John Dewey, b. 1859-Oct-20

One of the most influential men of his time, and an architect of the “American Century,” John Dewey was the man behind the curtain as the Progressive Era undid the predations of the Gilded Age and constructed the now-declining middle class.

Dewey was a pragmatist, a school of philosophy which places primacy upon experience and rejects Platonism unconditionally. It is not a set of metaphysical claims so much as a habit of thought, and all engineers and scientists are trained by default to the pragmatic approach to problem-solving: Think first, believe later.

  • It is no accident that all democracies have put a high estimate upon education; that schooling has been their first care and enduring charge. Only through education can equality of opportunity be anything more than a phrase. Accidental inequalities of birth, wealth, and learning are always tending to restrict the opportunities of some as compared with those of others. Only free and continued education can counteract those forces which are always at work to restore, in however changed a form, feudal oligarchy.

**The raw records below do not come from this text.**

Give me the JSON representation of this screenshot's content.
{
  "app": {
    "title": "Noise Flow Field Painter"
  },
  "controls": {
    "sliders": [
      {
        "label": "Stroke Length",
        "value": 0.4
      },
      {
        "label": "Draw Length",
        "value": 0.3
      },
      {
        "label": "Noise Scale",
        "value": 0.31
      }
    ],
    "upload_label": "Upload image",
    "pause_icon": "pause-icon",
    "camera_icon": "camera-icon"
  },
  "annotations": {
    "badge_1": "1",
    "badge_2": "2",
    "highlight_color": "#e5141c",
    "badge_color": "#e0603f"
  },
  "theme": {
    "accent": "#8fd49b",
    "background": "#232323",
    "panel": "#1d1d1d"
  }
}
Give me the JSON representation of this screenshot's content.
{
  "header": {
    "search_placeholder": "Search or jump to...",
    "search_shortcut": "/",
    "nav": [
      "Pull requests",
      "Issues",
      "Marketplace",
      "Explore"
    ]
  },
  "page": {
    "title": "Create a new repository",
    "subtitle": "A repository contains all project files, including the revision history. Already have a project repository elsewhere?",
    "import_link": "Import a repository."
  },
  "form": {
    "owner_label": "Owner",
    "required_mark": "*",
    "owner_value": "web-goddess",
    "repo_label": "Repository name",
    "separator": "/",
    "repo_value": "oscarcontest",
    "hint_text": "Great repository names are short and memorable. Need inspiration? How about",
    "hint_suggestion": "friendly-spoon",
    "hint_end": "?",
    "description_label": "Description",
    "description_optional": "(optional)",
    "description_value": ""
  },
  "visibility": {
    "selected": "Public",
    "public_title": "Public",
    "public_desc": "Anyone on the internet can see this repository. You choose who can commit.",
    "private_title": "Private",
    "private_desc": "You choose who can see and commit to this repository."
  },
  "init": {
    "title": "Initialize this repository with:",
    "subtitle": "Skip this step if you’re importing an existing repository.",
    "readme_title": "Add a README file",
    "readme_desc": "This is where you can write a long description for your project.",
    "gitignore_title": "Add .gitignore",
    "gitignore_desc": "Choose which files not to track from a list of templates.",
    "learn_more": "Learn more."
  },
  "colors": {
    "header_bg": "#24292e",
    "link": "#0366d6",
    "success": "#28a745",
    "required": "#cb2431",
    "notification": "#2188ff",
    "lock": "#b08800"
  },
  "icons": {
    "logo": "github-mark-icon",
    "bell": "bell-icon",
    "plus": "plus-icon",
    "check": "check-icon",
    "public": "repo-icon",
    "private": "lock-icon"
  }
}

Democracy has to be born anew every generation, and education is its midwife.

  • Every thinker puts some portion of an apparently stable world in peril and no one can wholly predict what will emerge in its place.

  • Legislation is a matter of more or less intelligent improvisation aiming at palliating conditions by means of patchwork policies.

  • It is a familiar and significant saying that a problem well put is half-solved.

  • In the late eighteenth and the greater part of the nineteenth centuries appeared the first marked cultural shift in the attitude taken toward change. Under the names of indefinite perfectibility, progress, and evolution, the movement of things in the universe itself and of the universe as a whole began to take on a beneficent instead of hateful aspect.

  • The revolution in scientific ideas just mentioned is primarily logical. It is due to recognition that the very method of physical science, with its primary standard units of mass, space, and time, is concerned with measurements of relations of change, not with individuals as such.

  • This idea is that laws which purport to be statements of what actually occurs are statistical in character as distinct from so-called dynamic laws that are abstract and mathematical, and disguised definitions. Recognition of the statistical nature of physical laws was first effected in the case of gases when it became evident that generalizations regarding the behavior of swarms of molecules were not descriptions or predictions of the behavior of any individual particle. A single molecule is not and cannot be a gas. It is consequently absurd to suppose that a scientific law is about the elementary constituents of a gas. It is a statement of what happens when a large number of such constituents interact with one another under certain conditions.

  • The mystery is that the world is at it is — a mystery that is the source of all joy and all sorrow, of all hope and fear, and the source of development both creative and degenerative. The contingency of all into which time enters is the source of pathos, comedy, and tragedy.

  • Surrender of individuality by the many to someone who is taken to be a superindividual explains the retrograde movement of society. Dictatorships and totalitarian states, and belief in the inevitability of this or that result coming to pass are, strange as it may sound, ways of denying the reality of time and the creativeness of the individual.

  • The ground of democratic ideas and practices is faith in the potentialities of individuals, faith in the capacity for positive developments if proper conditions are provided. The weakness of the philosophy originally advanced to justify the democratic movement was that it took individuality to be something given ready-made, that is, in abstraction from time, instead of as a power to develop.

  • To regiment artists, to make them servants of some particular cause does violence to the very springs of artistic creation. But it does more than that. It betrays the very cause of a better future it would serve, for in its subjugation of the individuality of the artist it annihilates the source of that which is genuinely new. Where the regimentation is successful, it would cause the future to be but a rearrangement of the past.

  • Education is not preparation for life; education is life itself.

  • Education, therefore, is a process of living and not a preparation for future living.

  • We only think when we are confronted with problems.